Indigenous Bullet Proof Jackets

December 5, 2019 By Lt. General P.C. Katoch (Retd) Photo(s): By SM Group
The Author is Former Director General of Information Systems and A Special Forces Veteran, Indian Army

 

Bullet Proof Jackets

On October 18, 2019, Major General Anil Oberoi (Retd) of SMPP Pvt Ltd told media that 40,000 bullet proof jackets have been supplied to the Indian Army (IA) for its troops carrying out anti-terror operations in the Kashmir valley. The jackets are being supplied to the Central Ordnance Depot (COD) in Kanpur from where they will be sent to Jammu and Kashmir and other violence-affected areas. Last year, the Ministry of Defence (MoD) had awarded the contract to SMPP Pvt Ltd for providing more than 1.8 lakh bulletproof jackets under the ‘Make in India’ project for the IA. It may be recalled that in an article titled ‘Bullet Resistant Vests’ in April 2017, it was reported in these columns that Amrita University, Coimbatore was offering highly advanced technology bullet proof jackets (BPJs) and the proposal titled “Development of Hyper Velocity Impact Resistant Ultra Light Weight High Temperature Resistant Thermoplastic Polymer-Carbon Fiber Composite” was lying with MoD. The University had claimed that this bullet resistant vest had passed the most up to date National Institute of Justice Standard 0101.06, and offers protection from full contact shots, since many times professionals accidentally get shot by their own firearm from extremely close range.

Amrita University had sent the proposal to DRDO and the joint propel TDF-DRDO was then sent to MoD. Dr Shantanu Bhowmik, Head Research & Projects, Department of Aerospace Engineering, Amrita University, Coimbatore had also written to then Defence Minister Manohar Parrikar that the proposal needed to be progressed expeditiously since similar research was ongoing by foreign companies like Boeing, EADS, Airbus, Lockheed Martin, Bombardier etc for developing high performance thermoplastic-carbon fibre composite for various applications in aviation and defence, and that Amrita University is in the forefront of this technology globally. He had, however, pointed out that delay in implementing this technology in India, would result in these foreign companies exploiting the Indian market. At that time, India was spending some 1.5 lakh per jacket used by the Military and para-military forces (PMF). Initially, Bhowmik didn’t make much headway but then he sent a joint proposal to MoD through DRDO and finally obtained government approval-empowered committee of the MoD approved the jacket, which is made from indigenous ultra modern lightweight thermoplastic technology. It was included in the Prime Minister’s ‘Make in India’ project, leading to first time in 70 years that the IA would have a bullet-proof jacket manufactured completely through indigenous technology. Dr Bhowmick’s jacket was to cost about 50,000 per jacket. Besides, the present bullet proof jackets being used security forces weigh anywhere between 10-15 kgs.
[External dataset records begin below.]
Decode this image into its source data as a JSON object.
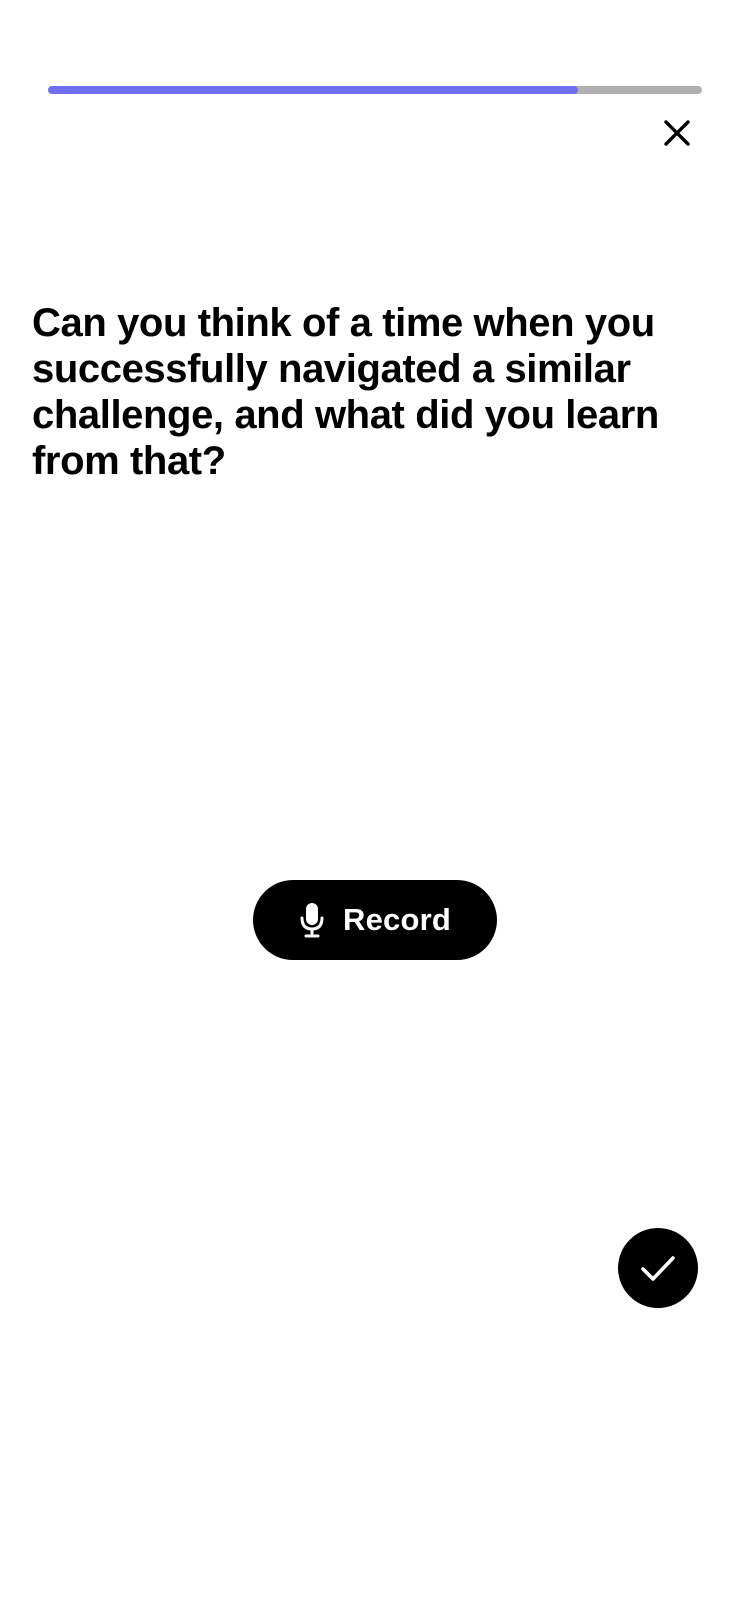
{
  "progress": {
    "value": 0.81,
    "fill_color": "#6f6ff0",
    "track_color": "#b0b0b0"
  },
  "header": {
    "close_icon": "close-icon"
  },
  "question": {
    "text": "Can you think of a time when you successfully navigated a similar challenge, and what did you learn from that?"
  },
  "record_button": {
    "label": "Record",
    "icon": "microphone-icon"
  },
  "done_button": {
    "icon": "checkmark-icon"
  }
}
These new light weight jackets weigh 6-8 times less at just 1.5 kg. It has 20 layers and the carbon fiber in it will enable the jacket to work in 57 degrees Celsius also. Dr Bhowmick had dedicated his invention to Netaji Subhas Chandra Bose. The contract for manufacturing these indigenous jackets was apparently awarded to SMPP Pvt Ltd. Oberoi claimed that the bulletproof jackets can withstand hardcore steel ammunition fired from an AK-47 rifle, saying. "Our jackets are so strong that they can take on the most dangerous ammunition from AK-47. It is known as the hard steel core ammunition which has got great penetrative power. Our jacket can absorb its impact." He also added, "We have also produced helmets that can protect soldiers against AK-47 hard steel core ammunition. It will also have a facial visor. We will save the life of our soldier from head to toe." He said that that the company's helmets were already in India by the Central Reserve Police Force (CRPF).

The requirement of good bullet proof jackets for every security forces fighter operating in counter insurgency and counter terrorist environment is the basic necessity. The fact that requisite BPJs in terms of numbers and quality have not been provided to our security forces is ironic, reflects inadequate focus at the cutting edge – the foot soldiers that are fighting every day. It is not known at what cost the 40,000 jackets have been supplied by SMPP Pvt Ltd though the Bhowmik jacket was to cost 50,000 per piece. But it would certainly be cheaper than importing these. The significant issue here is that by 2017, IA’s shortages of bullet proof jackets had already shot up beyond 3,50,000. The government, therefore, needs to look into increasing production lines of SMPP Pvt Ltd or contract another indigenous firm in parallel to not only meet the requirements of modular bullet proof jackets of the IA but also other forces forming part of the security sector.